Pero la temporada 1987/88 empezó a marcar el ascenso de su carrera. A los veinte años, una vez emergido de convalecencias y cirugías, fue ganándose poco a poco un puesto titular en el equipo y empezó a hacer ruido en el Calcio. Toda Italia pudo empezar a ver algunas de sus genialidades, después de que se hubiese tirado dos años en casi completo retiro. En la siguiente temporada, la 1988/89, iba a producirse la explosión definitiva de Roberto Baggio en la Fiorentina. A sus veintiún años, objeto ya de marcajes asfixiantes por parte de los rivales, hizo 15 goles, cifra nada despreciable en la ultradefensiva liga italiana: para hacernos una idea, aquel mismo año Marco Van Basten y Careca hicieron 19 goles cada uno. Se convirtió, pues, en uno de los jugadores más peligrosos de la liga y en el ídolo absoluto de la hinchada florentina. Aún más espectacular fue la temporada 1989/90: anotó 17 goles para convertirse en el segundo máximo goleador del Calcio, por debajo únicamente del excelso Van Basten. Ayudó a llevar a la Fiorentina hasta la final de la Copa de la UEFA, donde perdieron frente a una muy superior Juventus (equipo, que por cierto, ya había comprado a Baggio en secreto; en la próxima entrega hablaremos con más detalle del traspaso). «Il divino» asombraba regularmente a propios y extraños, haciendo cosas tales como marcar ante el Nápoles del mismísimo Maradona con una jugada que bien podría haber firmado el susodicho astro argentino. Y eso Baggio lo hacía con equipos potentes… si se enfrentaba a una escuadra algo más débil, bien podían sus rivales poner velas a los santos para rogar que no les hiciera alguna de sus más diabólicas travesuras. ¿A cuántos futbolistas ha visto usted sortear tres veces al guardameta, amén de al resto de la defensa, para marcar un único gol? Como Mágico González, Garrincha, George Best o el Maradona de los años más jóvenes, Baggio estaba ahí para divertirse. Y el público se divertía todavía más viéndolo. En Italia, claro, no albergaban ya dudas: había nacido una nueva estrella.
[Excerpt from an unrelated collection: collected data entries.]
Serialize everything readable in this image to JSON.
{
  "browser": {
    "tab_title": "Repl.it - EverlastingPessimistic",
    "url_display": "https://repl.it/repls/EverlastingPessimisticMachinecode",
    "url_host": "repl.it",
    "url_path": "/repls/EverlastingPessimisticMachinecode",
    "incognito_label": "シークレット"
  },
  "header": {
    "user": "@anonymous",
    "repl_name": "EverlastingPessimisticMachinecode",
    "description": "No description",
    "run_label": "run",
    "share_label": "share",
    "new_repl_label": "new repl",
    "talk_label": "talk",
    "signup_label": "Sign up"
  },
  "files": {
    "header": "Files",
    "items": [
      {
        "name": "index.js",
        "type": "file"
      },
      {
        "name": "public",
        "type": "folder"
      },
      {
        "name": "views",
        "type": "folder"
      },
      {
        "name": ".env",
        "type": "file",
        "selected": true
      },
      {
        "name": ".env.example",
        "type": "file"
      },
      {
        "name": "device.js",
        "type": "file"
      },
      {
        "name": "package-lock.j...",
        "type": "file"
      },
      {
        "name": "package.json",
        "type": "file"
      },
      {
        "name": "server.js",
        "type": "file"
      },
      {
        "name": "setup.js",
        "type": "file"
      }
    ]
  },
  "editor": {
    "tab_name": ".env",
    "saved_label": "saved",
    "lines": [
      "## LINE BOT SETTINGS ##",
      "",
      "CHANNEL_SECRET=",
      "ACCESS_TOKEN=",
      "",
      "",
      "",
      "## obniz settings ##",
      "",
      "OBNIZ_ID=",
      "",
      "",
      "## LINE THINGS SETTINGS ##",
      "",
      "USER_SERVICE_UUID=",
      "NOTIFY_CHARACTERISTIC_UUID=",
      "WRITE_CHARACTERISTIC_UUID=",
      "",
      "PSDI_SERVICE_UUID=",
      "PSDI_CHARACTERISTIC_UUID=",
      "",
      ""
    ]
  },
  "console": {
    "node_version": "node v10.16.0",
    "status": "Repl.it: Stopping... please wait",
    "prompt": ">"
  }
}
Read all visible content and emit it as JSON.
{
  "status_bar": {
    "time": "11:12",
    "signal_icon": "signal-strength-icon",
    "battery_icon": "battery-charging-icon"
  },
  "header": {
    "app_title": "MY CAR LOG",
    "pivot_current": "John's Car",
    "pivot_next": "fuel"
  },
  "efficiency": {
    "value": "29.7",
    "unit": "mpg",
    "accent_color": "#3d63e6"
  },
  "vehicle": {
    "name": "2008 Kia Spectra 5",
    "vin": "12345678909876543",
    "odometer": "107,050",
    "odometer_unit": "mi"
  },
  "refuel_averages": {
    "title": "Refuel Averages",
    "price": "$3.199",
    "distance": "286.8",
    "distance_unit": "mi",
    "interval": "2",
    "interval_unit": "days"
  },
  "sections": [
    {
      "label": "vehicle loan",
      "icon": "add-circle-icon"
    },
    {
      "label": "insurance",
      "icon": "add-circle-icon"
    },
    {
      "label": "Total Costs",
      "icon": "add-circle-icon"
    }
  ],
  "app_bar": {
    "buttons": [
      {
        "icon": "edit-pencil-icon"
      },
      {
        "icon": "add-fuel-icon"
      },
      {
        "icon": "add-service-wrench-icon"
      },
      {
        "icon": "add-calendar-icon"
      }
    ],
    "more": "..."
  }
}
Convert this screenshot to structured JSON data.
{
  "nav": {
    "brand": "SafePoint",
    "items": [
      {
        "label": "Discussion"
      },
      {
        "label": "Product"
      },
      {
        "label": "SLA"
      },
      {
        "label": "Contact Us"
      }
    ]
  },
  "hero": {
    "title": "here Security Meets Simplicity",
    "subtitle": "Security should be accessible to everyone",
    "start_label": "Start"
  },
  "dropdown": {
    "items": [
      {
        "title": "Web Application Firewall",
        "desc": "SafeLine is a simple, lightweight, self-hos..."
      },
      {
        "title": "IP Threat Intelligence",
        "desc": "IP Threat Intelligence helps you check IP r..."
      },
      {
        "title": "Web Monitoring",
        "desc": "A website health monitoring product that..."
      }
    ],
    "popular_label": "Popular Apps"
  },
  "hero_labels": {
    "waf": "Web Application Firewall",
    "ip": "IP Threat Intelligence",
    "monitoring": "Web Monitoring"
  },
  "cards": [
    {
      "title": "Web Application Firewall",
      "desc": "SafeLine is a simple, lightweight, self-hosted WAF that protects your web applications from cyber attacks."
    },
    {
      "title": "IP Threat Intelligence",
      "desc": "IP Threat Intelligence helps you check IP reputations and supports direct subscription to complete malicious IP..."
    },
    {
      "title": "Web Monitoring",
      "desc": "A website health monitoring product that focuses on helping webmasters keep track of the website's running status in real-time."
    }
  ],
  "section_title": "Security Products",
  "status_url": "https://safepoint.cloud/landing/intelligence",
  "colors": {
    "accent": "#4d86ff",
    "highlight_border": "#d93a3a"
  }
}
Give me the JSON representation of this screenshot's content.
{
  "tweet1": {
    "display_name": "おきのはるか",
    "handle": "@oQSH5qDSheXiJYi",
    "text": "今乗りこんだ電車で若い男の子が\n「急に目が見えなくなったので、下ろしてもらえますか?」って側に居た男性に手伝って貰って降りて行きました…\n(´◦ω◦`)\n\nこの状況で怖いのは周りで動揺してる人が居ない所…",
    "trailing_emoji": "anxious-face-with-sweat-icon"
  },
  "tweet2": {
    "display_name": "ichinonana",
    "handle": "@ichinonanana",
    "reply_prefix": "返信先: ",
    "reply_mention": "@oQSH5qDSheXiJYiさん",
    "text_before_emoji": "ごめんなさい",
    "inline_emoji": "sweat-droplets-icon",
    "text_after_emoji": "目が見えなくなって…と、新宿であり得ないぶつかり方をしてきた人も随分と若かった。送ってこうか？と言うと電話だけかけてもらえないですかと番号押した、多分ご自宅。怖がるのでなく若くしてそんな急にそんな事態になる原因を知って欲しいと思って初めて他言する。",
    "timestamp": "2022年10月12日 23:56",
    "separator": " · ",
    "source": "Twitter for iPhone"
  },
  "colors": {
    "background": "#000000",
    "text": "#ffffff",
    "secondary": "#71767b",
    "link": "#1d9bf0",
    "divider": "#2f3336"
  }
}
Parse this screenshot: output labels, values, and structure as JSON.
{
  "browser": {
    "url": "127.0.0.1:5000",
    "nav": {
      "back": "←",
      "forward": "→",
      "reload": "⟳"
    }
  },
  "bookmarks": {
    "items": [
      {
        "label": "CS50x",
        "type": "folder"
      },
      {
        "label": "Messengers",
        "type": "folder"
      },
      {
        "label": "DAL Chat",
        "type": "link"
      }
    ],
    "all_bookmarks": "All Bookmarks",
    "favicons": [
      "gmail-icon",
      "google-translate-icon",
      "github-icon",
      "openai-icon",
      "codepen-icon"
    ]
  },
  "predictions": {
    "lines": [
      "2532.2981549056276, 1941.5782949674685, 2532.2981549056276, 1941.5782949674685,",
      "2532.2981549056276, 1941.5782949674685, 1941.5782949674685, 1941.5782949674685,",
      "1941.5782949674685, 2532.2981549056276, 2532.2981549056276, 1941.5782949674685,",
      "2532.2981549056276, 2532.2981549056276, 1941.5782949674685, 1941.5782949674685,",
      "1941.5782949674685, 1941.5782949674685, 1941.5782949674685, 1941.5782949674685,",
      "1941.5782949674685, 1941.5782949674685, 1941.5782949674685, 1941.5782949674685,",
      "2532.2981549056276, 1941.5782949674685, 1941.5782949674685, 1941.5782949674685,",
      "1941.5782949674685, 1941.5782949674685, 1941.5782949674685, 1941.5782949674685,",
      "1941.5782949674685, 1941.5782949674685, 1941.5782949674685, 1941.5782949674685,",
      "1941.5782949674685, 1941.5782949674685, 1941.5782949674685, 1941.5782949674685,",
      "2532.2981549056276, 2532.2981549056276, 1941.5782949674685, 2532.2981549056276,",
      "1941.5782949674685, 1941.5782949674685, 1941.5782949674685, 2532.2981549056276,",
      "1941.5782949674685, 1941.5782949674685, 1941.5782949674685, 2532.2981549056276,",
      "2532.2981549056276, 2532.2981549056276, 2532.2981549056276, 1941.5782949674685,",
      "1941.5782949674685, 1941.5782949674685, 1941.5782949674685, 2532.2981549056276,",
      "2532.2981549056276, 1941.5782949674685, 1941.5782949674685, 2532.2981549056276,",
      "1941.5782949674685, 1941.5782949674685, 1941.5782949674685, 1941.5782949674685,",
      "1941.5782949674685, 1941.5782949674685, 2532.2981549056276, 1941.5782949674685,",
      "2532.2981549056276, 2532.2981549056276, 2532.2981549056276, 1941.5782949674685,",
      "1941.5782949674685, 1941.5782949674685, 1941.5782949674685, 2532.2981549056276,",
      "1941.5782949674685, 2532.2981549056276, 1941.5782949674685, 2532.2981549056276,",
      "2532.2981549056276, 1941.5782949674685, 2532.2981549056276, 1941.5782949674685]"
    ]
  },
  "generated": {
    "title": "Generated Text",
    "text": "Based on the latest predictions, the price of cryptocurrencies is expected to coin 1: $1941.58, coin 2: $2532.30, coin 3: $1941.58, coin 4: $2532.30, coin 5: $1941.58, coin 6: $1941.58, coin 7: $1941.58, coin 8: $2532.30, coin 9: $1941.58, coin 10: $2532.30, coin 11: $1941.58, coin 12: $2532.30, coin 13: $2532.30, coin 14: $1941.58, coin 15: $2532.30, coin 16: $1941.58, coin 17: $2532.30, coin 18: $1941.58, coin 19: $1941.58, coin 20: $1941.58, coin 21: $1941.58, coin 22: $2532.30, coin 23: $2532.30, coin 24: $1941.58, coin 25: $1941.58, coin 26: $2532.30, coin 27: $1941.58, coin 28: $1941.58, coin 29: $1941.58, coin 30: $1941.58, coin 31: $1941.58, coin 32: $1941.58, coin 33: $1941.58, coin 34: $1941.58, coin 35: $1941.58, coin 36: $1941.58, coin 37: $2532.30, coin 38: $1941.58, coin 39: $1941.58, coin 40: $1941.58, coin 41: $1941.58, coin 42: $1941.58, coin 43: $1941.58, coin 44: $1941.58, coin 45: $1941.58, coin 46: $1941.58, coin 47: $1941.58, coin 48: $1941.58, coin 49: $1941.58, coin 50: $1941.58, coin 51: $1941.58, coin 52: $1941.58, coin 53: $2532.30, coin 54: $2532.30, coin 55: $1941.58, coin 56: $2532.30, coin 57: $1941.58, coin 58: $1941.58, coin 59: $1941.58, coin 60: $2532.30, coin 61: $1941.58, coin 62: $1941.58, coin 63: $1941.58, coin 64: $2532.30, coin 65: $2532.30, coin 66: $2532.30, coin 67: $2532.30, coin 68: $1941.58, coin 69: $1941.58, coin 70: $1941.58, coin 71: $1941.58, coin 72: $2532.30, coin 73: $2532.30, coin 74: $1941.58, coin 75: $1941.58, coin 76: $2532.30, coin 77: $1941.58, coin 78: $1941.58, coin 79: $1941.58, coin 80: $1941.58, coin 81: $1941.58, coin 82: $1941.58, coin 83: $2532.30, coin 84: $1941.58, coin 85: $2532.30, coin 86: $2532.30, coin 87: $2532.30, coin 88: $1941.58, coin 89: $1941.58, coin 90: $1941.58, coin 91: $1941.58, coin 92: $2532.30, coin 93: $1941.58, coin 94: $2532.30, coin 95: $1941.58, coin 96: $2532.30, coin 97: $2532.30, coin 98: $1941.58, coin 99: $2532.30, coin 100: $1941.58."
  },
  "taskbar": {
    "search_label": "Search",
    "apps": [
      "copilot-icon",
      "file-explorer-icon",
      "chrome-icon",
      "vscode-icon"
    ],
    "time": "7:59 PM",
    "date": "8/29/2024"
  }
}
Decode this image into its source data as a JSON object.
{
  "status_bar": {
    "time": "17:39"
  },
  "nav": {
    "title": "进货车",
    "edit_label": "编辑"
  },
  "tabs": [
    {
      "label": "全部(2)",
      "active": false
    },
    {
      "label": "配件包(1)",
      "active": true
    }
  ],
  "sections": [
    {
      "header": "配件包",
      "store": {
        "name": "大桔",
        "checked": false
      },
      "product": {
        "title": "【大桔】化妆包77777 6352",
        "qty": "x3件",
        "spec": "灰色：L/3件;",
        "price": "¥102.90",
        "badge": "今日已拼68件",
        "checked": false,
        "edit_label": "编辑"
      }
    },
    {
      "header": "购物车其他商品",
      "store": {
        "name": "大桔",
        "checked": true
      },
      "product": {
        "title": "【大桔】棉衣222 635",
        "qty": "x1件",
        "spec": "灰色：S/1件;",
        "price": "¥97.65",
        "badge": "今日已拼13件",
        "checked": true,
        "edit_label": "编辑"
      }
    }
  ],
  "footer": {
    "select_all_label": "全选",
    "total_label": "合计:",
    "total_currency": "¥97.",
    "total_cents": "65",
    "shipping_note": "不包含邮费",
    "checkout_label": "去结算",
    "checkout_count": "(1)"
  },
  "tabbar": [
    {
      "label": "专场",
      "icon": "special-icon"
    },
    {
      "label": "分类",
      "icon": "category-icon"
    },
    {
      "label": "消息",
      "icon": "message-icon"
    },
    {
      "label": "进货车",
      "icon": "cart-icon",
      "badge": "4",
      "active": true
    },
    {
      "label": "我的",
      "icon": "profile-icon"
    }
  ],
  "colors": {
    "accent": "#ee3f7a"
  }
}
Fuera de Italia, eso sí, aún era un nombre relativamente desconocido cuando llegó el Mundial de 1990, que debía celebrarse precisamente en el país transalpino.
El Mundial agridulce
Baggio, de veintitrés años por entonces, acudió al Mundial como suplente. Tras dos temporadas estelares con la Fiorentina, era considerado uno de los futbolistas más en forma del Calcio y terminaría ganando el trofeo Bravo como mejor jugador joven de Europa. También era, oficialmente, el jugador más caro de la historia del fútbol, después de la fortuna que la Juventus había pagado a la Fiorentina por tenerlo entre sus filas después del Mundial. A pesar de eso y de sus exhibiciones en partidos preparatorios (como el gol que anotó a Holanda) el seleccionador Azeglio Vicini lo relegó al banquillo junto al delantero centro de reserva, Salvatore «Totó» Schillaci. En principio, Baggio y Schillaci parecían condenados a contemplar el Mundial desde el banquillo como espectadores de lujo, ya que los dos atacantes titulares, Gianluca Vialli y Andrea Carnevale, tenían el puesto asegurado con Vicini. No obstante, jugando un Mundial en casa, ante su propia afición, cualquier ocasión de los dos suplentes para lucirse iba a resultar de oro. Terminaría sucediendo.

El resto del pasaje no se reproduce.